И знала, знала: ей Холодкова не нужна. Не нужна. И не будет она приходить… Нет! Потому что чужая беда — это чужая беда, и не проводить человеку человека до пропасти, если только не канаты, не лианы, не кровная, смертная между ними связь. Дай-то бог до ограды, до крылечка. Во всяком случае ей, «дорогой Екатерине Ивановне», не надо бы так разгоняться. Слабо ей. Слабо. Ну, а кто, кто смог бы!
— А сын? — спросила она Холодкову.
Холодкова усмехнулась: что сын? Она не понимала, о чем ее спрашивают. Бедный парень, он-то ведь и в самом деле будет с нею, он не отдаст ее в дом инвалидов, он, да, да, он сделает коляску с ручным велосипедом и вынесет свою маму во двор. Сначала коляску, а потом мать. И будет выносить и заносить, и снова выносить, и каждый день, каждый день, годы. А потом в один из дней он приведет в дом невесту, веселую заводскую девушку в кудряшках, и та, красавица, однажды вдруг устанет терпеть и про себя незаметненько спросит: зачем? А зачем, спросит она, это вот все? Терпеть?
— Вы хорошая.
Это Холодкова сказала. И улыбнулась, глянь-ка, улыбнулась! Передумала, значит, умирать. Вот ведь как бывает. Вот ведь.
— Хотите, Катерина Ивановна, я вам будущее скажу!
И улыбается, улыбается. Морщинки речками в море, в голубые славные ее глаза. И даже лукавство в них, гадалочье лукавство, ах милая… ах ты моя милая!

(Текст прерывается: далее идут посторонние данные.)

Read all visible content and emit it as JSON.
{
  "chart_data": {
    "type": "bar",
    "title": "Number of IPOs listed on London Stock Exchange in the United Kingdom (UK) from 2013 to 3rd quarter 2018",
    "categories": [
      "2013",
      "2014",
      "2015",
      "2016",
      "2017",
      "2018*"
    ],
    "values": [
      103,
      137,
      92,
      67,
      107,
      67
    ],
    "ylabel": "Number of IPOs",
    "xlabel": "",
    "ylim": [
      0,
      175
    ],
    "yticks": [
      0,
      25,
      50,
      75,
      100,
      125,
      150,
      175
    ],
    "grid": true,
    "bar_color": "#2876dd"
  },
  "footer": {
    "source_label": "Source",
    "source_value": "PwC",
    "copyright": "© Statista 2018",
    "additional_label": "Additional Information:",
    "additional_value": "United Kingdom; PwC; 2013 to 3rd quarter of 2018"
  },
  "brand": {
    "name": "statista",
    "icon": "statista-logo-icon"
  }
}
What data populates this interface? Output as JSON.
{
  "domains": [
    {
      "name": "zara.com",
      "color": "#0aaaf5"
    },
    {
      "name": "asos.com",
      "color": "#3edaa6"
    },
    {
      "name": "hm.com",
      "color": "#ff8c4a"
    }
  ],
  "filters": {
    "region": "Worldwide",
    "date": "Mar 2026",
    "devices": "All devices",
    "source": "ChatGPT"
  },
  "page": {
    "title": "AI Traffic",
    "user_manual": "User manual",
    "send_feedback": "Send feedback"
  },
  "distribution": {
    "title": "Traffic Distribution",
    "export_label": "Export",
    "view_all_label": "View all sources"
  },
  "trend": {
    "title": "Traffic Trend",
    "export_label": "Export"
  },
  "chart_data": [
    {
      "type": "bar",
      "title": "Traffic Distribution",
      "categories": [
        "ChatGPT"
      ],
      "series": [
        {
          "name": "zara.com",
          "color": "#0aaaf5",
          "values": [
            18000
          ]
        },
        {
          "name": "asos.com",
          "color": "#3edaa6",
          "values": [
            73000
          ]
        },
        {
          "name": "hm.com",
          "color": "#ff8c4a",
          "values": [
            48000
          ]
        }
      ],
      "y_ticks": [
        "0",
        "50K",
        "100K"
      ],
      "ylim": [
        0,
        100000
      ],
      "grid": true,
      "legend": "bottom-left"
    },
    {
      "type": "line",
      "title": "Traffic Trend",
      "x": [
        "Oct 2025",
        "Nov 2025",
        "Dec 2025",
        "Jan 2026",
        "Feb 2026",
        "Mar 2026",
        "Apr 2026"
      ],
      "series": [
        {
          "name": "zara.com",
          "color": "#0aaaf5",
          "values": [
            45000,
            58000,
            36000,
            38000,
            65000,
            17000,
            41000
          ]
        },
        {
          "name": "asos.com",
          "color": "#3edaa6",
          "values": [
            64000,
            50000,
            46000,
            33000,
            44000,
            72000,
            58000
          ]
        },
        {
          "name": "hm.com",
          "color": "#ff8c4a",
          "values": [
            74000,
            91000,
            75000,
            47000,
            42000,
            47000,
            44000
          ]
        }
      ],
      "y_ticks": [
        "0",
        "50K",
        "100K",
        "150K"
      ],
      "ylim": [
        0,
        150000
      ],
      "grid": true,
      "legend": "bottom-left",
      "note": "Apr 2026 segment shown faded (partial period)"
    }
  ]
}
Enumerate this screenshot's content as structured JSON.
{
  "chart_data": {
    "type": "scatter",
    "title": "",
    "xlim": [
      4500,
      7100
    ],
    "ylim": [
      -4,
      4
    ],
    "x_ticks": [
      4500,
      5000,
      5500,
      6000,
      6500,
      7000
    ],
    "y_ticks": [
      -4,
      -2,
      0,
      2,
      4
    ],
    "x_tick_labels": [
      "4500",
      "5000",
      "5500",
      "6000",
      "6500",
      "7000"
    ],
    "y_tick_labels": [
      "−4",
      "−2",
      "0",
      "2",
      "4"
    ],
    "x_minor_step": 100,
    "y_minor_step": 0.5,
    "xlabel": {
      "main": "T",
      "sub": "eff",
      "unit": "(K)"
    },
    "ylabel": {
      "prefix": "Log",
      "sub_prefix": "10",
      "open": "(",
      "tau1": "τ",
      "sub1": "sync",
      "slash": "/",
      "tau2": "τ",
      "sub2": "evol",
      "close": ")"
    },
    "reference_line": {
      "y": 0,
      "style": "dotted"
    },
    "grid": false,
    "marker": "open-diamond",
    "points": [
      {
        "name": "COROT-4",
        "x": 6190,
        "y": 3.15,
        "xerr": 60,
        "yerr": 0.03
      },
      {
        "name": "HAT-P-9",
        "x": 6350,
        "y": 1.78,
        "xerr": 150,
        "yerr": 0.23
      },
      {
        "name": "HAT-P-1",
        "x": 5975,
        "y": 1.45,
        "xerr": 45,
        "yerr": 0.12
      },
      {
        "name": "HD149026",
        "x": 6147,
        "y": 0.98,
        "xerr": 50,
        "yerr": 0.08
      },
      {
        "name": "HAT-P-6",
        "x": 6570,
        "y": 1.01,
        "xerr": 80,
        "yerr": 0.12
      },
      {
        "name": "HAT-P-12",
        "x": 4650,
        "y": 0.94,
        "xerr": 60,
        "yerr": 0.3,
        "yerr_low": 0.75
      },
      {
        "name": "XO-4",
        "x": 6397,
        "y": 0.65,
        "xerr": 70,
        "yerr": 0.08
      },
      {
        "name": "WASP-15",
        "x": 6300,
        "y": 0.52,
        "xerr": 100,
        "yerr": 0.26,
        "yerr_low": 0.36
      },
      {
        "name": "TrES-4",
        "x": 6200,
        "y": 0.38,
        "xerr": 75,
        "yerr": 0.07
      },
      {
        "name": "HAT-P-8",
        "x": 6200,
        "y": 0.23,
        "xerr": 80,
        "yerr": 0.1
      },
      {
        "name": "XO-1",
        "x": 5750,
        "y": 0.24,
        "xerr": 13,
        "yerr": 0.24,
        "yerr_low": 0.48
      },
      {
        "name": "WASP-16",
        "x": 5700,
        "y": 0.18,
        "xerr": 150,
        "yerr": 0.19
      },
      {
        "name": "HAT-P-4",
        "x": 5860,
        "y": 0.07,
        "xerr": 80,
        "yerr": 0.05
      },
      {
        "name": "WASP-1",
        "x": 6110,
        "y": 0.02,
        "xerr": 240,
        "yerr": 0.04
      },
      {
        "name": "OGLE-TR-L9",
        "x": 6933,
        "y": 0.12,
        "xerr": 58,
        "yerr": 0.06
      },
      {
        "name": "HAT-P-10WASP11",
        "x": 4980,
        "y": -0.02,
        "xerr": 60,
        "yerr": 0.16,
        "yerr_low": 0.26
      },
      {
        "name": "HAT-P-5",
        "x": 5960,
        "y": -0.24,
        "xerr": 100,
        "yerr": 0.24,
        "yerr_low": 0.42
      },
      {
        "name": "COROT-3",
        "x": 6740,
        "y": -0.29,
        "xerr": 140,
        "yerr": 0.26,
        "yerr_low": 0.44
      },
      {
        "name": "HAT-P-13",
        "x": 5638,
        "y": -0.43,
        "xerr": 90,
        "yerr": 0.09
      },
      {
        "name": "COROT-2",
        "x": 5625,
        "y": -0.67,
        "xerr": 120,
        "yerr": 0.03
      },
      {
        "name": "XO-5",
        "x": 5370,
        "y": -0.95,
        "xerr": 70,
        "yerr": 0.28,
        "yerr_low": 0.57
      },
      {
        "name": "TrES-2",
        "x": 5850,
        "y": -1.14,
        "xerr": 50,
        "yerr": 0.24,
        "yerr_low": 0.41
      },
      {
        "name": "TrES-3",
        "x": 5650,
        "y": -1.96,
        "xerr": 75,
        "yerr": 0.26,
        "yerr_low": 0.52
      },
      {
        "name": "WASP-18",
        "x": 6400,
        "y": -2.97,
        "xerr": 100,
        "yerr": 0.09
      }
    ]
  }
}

И хорошо уже, и неловко, и домой бы теперь к себе, к фотокарточкам своим, а Холодкова берет ее руку и, щекоча, водит курносым ногтем по ладони, по линиям жизни ее: «Он приедет, Катерина Ивановна, он вернется, вы ему еще сына родите, вот увидите, я знаю!» Она знает. И радуется, и светится вся, простая душа, забыла свое горе, радуется за Катерину Ивановну свою.
О господи!
Было темно, шла домой, и тоже улыбалась, и, кажется, тоже плакала.
Но чисто плакала, без себя, без собственной к себе самой жалости. Любить, думала, осторожно и нежно, до самого-самого донышка, не оставляя запаса на черный день. Черный день наступил, вот он! И мы не умрем пока с Холодковой, мы еще поживем и поучимся.
Где-то тут же у обочины, не доходя немного до дому, должна лежать черная птица, ворон. Но было темно, а фонари освещали одну дорогу.